Parallèlement, bien sûr, la réorganisation du système judiciaire se poursuit. Les justices de paix sont créées le 16 août 1790, alors que les tribunaux seigneuriaux disparaissent. Le 21 août voit la création des tribunaux militaires et le 29 l’organisation des tribunaux de Paris. Les parlements et autres cours de justice de l’ancien régime sont définitivement supprimés le 6 septembre. Le 27 novembre, une loi institue la Cour de cassation, dont le rôle est limité aux vices de forme. Le 15 décembre, la vénalité et l’hérédité des offices, y compris judiciaires, sont abolies. Le 20 janvier 1790, la justice dans les communes, cantons et département est organisée par décret.

Les soulèvements militaires

Le 30 juillet, le régiment La Reine-Cavalerie se révolte à Stenay. Le 5 août on note un début d’agitation à Nancy dans les régiments de Châteauvieux et de Mestre-de-Camp, dont les soldats réclament la paye qui leur est due.
Le 16 août, l’assemblée vote un décret prescrivant le rétablissement de la discipline dans l’armée par une terreur salutaire. Le 18 août, La Fayette écrit au général marquis de Bouillé, dont relève Nancy, pour lui demander de frapper un grand coup.
Le 31 août, Bouillé entre à Nancy après avoir livré bataille aux soldats révoltés et à la garde nationale de la ville. Il exerce une sévère répression. La nouvelle en parvient le 2 septembre à Paris où elle déclenche une émeute, tandis que le lendemain l’assemblée vote des félicitations à Bouillé pour son action à Nancy.
Le 16 septembre, les équipages de la flotte, à Brest, se mutinent.

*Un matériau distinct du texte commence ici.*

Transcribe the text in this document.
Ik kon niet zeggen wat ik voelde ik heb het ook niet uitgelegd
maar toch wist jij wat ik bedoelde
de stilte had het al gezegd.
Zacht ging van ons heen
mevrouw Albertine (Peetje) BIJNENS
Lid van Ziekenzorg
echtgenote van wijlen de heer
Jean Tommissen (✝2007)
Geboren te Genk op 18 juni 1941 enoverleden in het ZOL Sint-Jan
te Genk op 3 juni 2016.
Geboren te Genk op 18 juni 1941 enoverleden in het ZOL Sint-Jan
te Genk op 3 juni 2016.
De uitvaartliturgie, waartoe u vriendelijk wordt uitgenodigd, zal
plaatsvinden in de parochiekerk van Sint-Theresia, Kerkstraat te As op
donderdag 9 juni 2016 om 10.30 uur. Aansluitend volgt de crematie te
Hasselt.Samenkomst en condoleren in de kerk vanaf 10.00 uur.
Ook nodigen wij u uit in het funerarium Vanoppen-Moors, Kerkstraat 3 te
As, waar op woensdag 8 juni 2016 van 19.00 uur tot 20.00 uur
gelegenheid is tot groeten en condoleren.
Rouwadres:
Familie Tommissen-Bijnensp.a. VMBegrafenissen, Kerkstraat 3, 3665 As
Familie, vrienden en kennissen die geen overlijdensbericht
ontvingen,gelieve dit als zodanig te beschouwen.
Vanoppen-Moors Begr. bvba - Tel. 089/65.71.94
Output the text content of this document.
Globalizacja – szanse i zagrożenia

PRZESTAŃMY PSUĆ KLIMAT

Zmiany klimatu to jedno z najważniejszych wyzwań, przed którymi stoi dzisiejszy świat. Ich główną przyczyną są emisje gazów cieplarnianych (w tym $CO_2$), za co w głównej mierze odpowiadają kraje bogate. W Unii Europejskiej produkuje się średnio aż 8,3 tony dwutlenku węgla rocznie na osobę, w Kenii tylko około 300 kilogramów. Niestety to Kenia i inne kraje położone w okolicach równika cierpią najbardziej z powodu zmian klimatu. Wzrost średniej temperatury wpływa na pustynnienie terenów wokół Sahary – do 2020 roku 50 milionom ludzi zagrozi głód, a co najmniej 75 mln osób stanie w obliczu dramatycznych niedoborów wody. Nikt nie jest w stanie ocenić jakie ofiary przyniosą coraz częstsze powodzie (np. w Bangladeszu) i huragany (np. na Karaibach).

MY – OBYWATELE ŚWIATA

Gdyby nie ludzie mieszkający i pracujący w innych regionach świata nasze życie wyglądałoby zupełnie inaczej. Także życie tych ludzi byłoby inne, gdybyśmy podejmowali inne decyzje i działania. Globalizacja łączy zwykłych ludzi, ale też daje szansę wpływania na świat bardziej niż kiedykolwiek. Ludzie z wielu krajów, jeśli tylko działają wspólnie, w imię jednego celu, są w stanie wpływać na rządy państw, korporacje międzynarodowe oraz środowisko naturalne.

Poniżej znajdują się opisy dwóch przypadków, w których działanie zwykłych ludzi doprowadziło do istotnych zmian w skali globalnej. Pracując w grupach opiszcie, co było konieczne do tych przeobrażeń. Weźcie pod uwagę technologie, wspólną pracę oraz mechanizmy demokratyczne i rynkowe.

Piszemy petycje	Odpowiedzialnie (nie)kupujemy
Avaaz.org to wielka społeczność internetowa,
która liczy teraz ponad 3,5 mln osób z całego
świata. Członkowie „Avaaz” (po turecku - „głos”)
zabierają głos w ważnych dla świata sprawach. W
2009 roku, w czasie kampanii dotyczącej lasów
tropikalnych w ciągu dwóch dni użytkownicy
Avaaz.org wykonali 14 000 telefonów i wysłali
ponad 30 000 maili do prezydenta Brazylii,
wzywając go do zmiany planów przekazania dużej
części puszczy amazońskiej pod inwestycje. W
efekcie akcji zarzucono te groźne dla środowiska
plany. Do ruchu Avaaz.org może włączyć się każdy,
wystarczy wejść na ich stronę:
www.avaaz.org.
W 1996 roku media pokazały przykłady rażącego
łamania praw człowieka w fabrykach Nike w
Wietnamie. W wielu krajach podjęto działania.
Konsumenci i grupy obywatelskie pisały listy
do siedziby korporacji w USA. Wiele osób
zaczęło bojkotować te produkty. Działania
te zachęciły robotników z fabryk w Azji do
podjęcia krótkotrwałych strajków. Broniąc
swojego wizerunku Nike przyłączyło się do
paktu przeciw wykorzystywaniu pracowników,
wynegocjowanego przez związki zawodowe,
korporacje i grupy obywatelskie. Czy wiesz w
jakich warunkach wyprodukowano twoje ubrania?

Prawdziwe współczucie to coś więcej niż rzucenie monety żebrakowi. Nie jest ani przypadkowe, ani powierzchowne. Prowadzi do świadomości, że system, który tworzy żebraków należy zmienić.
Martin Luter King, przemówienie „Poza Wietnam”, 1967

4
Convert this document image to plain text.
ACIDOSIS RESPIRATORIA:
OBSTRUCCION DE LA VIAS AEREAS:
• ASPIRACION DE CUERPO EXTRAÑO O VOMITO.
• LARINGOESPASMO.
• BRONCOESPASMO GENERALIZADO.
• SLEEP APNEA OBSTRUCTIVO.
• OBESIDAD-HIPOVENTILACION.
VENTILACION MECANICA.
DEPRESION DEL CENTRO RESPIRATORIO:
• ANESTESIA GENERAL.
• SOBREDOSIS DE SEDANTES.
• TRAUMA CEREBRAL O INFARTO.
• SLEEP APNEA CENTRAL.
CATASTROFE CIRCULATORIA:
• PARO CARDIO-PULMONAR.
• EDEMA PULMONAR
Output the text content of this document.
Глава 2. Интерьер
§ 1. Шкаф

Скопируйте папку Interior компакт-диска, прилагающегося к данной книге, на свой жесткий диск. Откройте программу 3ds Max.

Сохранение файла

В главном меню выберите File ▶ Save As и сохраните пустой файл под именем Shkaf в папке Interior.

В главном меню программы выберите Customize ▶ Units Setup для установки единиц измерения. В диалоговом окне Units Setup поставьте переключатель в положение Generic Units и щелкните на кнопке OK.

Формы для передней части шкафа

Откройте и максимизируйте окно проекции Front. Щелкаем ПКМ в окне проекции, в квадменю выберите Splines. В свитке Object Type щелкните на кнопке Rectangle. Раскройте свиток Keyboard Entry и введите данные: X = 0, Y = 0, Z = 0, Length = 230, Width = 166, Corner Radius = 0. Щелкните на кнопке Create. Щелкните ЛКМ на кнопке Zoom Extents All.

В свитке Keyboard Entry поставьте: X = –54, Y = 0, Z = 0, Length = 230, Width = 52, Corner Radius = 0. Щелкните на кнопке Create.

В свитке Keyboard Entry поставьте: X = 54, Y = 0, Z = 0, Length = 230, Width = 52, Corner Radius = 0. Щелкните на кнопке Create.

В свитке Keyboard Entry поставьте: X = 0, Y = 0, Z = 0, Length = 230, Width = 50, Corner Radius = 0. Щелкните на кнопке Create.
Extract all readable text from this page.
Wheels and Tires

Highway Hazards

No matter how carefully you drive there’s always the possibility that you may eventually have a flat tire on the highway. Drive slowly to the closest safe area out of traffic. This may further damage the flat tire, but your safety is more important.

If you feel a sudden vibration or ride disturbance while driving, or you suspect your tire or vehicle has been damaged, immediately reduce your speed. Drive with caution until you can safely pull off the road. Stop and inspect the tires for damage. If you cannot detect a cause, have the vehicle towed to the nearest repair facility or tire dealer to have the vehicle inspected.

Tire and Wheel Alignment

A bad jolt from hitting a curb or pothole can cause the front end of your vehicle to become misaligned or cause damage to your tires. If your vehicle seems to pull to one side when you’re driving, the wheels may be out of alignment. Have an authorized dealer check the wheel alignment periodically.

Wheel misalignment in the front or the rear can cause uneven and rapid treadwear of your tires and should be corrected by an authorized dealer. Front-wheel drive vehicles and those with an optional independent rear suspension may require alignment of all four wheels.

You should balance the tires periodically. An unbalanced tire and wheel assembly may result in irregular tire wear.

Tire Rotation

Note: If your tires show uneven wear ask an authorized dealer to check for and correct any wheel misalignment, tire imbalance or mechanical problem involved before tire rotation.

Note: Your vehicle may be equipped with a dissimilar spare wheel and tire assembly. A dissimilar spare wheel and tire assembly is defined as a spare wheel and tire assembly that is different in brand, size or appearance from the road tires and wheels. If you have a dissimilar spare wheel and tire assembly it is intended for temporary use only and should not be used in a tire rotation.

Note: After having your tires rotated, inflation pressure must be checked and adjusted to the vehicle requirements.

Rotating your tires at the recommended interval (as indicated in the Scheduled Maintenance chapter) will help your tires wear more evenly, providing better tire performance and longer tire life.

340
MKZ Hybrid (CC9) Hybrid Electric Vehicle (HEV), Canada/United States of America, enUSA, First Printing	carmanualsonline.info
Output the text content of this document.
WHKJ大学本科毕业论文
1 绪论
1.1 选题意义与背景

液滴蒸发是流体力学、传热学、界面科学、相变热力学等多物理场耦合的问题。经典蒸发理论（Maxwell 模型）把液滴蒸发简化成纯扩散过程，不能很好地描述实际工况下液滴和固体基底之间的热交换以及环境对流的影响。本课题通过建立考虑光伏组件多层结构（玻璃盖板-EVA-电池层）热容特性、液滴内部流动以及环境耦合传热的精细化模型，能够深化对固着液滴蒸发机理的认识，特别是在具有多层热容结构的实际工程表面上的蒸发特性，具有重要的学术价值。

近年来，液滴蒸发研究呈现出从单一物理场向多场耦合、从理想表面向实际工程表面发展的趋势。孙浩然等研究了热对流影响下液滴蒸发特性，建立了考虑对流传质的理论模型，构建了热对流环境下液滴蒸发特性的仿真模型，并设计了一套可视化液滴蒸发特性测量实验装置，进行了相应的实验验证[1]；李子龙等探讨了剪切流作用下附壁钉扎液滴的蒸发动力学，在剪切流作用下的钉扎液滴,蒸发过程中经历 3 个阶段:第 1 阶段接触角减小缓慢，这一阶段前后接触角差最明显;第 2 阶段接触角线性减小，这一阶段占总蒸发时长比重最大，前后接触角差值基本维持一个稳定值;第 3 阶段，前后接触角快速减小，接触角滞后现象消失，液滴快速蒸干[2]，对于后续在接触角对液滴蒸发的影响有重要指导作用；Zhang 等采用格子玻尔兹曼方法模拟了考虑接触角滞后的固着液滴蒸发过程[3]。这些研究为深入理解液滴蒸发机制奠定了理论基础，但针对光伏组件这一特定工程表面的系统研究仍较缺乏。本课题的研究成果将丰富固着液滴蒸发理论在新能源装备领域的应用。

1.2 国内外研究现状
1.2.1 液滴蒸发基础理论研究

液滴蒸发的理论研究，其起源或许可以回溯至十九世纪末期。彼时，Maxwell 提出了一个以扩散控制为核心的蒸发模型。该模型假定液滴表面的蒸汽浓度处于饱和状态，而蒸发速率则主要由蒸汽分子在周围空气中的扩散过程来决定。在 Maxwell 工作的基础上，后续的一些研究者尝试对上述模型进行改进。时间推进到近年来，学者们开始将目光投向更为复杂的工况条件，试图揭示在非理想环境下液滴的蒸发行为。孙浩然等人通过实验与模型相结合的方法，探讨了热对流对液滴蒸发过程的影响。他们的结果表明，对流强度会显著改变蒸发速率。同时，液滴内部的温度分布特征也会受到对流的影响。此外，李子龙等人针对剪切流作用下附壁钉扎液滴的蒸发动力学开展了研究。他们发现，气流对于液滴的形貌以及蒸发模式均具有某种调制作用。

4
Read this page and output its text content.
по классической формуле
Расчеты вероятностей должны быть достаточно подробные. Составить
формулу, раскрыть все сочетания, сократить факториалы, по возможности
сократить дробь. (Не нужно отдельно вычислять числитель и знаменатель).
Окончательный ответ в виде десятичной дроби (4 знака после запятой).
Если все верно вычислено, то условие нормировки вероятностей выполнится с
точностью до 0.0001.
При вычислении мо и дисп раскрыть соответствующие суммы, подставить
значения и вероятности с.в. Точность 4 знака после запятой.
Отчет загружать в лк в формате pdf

Les soulèvements dans les colonies

Le 8 août, le gouverneur de Saint-Domingue qui était alors le fleuron des possessions françaises aux Antilles, fait disperser par la force l’assemblée des colons. Le 12 septembre, un décret de l’assemblée, à Paris, dissout l’assemblée des colons de Saint-Domingue et réaffirme la légalité de l’esclavage : c’est sans doute ce que les révolutionnaires entendent en proclamant que tous les hommes naissent et demeurent libres et égaux en droit.
Néanmoins, les mulâtres du Nord de Saint-Domingue se soulèvent le 29 octobre. Le 4 novembre, l’Île de France (aujourd’hui Île Maurice), entre en insurrection.
Le 29 novembre, l’assemblée de Paris vote un décret suspendant l’assemblée de la Martinique et décidant l’envoi de commissaires aux Îles du Vent (Petites Antilles).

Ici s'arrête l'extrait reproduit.